Aeron stared out over the dark blanket of trees that lay spread out below, broken here and there by gleaming streams of water or the gray, shaggy stone hilltops. On the Forest’s Stonemantle, he could feel the living forest all around him, from the bright stands of cedar facing east toward Unther to the low, mist-cloaked marshes in the southern reaches of the woodland. It was his anchor, the one place in which he had no pretensions, no delusions, no fears.
He thought for more than an hour, until he heard Fineghal returning to the hilltop. The elf trotted up and sat across from him, waiting for his answer.
“I’ll do it,” Aeron sa
id. “When do we begin?”
Fineghal grinned. “Begin? Six years ago, when you came to me and begged me to show you how to work magic.”
“Wait, that’s not fair. What do I do? Where do I go? How do I protect the Maerchwood?”
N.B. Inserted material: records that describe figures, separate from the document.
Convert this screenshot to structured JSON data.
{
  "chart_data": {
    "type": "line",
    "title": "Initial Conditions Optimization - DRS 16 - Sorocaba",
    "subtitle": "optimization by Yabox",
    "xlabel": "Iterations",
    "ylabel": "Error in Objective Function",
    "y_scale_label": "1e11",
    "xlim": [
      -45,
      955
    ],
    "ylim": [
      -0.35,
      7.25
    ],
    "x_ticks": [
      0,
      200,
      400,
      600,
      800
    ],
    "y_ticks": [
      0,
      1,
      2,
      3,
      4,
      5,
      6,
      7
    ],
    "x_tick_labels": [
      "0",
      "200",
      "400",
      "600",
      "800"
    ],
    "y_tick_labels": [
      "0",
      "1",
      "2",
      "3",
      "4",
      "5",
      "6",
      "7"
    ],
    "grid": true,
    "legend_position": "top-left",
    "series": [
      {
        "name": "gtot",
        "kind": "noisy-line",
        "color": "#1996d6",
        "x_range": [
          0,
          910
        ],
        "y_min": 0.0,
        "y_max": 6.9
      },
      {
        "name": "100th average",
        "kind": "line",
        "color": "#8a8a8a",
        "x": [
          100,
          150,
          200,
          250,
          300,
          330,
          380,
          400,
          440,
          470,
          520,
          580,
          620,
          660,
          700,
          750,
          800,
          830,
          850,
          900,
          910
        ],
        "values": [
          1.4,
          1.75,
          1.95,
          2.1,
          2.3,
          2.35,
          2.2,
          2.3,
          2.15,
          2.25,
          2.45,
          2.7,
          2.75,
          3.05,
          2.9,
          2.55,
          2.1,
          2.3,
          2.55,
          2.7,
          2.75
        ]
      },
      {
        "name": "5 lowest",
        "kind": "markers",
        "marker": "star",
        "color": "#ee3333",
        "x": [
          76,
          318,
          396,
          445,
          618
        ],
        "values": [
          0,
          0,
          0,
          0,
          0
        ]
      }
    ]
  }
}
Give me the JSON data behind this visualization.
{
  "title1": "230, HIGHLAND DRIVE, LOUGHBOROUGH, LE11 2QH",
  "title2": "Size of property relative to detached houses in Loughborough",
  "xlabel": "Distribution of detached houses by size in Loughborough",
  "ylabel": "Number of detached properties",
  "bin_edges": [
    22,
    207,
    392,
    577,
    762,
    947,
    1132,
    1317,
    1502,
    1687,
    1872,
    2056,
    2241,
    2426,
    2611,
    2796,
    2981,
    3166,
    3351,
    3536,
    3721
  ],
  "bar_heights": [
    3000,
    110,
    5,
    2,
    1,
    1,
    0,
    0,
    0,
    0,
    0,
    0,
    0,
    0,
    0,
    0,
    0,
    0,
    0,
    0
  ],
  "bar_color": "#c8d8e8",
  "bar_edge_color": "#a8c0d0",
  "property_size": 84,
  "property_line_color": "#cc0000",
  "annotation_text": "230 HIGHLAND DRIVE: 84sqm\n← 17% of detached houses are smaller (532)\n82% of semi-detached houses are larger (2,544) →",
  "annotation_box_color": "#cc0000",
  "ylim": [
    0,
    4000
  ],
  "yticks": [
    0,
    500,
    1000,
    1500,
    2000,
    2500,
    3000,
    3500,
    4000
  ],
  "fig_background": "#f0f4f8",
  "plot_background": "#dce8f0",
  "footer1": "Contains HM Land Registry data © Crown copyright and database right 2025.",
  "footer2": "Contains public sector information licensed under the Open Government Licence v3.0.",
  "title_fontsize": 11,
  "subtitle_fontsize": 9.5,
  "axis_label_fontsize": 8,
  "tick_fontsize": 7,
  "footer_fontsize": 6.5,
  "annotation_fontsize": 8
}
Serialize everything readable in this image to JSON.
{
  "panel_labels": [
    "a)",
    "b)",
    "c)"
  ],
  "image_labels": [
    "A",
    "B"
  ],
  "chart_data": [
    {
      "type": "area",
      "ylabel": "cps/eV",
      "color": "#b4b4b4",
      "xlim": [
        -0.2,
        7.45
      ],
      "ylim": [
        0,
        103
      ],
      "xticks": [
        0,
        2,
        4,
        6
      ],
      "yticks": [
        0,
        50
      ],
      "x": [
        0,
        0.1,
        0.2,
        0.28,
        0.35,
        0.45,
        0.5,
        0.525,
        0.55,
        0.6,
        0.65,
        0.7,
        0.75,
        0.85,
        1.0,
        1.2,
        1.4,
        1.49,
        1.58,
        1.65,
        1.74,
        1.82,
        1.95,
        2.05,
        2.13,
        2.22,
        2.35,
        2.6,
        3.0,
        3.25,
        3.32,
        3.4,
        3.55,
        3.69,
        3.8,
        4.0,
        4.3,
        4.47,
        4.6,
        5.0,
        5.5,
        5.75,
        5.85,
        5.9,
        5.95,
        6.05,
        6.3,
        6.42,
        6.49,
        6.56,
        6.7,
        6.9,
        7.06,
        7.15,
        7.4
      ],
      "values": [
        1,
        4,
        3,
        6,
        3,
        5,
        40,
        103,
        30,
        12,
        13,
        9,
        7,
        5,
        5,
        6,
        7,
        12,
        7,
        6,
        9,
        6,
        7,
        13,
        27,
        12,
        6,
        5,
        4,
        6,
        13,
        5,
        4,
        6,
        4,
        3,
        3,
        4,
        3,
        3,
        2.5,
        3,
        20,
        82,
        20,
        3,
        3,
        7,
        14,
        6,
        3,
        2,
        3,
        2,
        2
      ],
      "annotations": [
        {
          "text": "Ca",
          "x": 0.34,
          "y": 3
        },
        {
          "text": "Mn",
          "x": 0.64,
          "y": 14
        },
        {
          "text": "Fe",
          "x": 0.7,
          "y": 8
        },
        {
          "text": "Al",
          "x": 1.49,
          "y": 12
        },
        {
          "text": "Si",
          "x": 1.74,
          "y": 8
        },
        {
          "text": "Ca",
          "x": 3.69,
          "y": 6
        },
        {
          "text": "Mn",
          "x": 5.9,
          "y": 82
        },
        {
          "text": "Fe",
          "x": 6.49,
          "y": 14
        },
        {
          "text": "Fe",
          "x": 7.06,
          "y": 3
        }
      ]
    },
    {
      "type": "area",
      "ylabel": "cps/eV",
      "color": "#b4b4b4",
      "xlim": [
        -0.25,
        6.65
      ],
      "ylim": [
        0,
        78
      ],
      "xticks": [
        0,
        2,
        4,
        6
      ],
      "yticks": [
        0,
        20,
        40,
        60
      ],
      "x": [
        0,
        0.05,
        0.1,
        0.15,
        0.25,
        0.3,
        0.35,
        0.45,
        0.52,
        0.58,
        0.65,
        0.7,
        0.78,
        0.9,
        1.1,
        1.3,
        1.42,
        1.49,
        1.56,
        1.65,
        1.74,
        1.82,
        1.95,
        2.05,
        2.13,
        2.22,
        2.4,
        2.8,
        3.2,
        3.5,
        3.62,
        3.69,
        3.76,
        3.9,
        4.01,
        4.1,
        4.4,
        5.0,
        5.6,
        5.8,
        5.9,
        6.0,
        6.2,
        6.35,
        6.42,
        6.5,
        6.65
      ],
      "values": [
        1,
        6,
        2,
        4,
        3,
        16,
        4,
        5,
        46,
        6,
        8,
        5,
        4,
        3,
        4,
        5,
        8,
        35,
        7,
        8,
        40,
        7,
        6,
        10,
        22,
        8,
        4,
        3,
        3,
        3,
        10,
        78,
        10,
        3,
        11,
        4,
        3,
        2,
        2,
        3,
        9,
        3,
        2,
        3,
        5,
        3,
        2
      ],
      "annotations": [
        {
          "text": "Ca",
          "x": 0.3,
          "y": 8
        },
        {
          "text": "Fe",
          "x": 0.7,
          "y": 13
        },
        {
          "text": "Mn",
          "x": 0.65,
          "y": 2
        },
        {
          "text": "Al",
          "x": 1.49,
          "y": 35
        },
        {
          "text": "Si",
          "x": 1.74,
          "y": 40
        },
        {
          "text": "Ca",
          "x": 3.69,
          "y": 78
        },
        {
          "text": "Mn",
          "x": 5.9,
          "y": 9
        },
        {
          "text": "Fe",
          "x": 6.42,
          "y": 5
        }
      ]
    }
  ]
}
“Do what you think is right,” Fineghal replied. “Your heart will not lead you astray.” He suddenly laughed in delight. “There is one more thing I must do.” Fineghal spoke a string of liquid syllables, an elven tongue so ancient that Aeron could barely understand it, and passed his hand over his chest. As he extended his arm toward Aeron and unfurled his palm, a tiny dancing flame appeared, a jewel-like point of light that stole Aeron’s breath. Fineghal pressed the flickering light to Aeron’s shoulder. “May you hold this honor with courage, compassion, and wisdom.”
Aeron shivered as an electric sensation ran through his body. He sat back, blinking at his chest, but there was no light to be seen. His skin tingled beneath his shirt, and he pushed his shirt aside to see what was there. A strange mark in the shape of a lightning stroke marked his right shoulder, just under his collarbone. “What is this, Fineghal?”
“It’s the mark of the Storm Walker, Aeron. I’ve carried it for centuries. Now I pass it to you.” The elf’s features seemed youthful, illuminated by some light from within. The elf released him and rose, seeming to shimmer before him. “Turn your sight inward for a moment, Aeron. You’ll understand what I have just given you.”
Aeron looked down, his face taut with concentration as he tried to describe to himself the strange sensations that electrified him. He had to grasp the earth with both hands to keep from falling. He felt the land as if it were an extension of his own body. The weathered gray hills were his bones, the rich earth and magnificent groves his flesh, and the running waters his blood. All the countless animals and birds and fish that lived within the forest’s borders burned like brilliant myriad points of light and life, bathing him in a boundless sea. He rose to his feet, feeling the faint stirrings of warmth and dawn in the east, sensing the rustling motion of the animals of the night seeking their lairs, the restless sleep of other creatures anticipating the new day.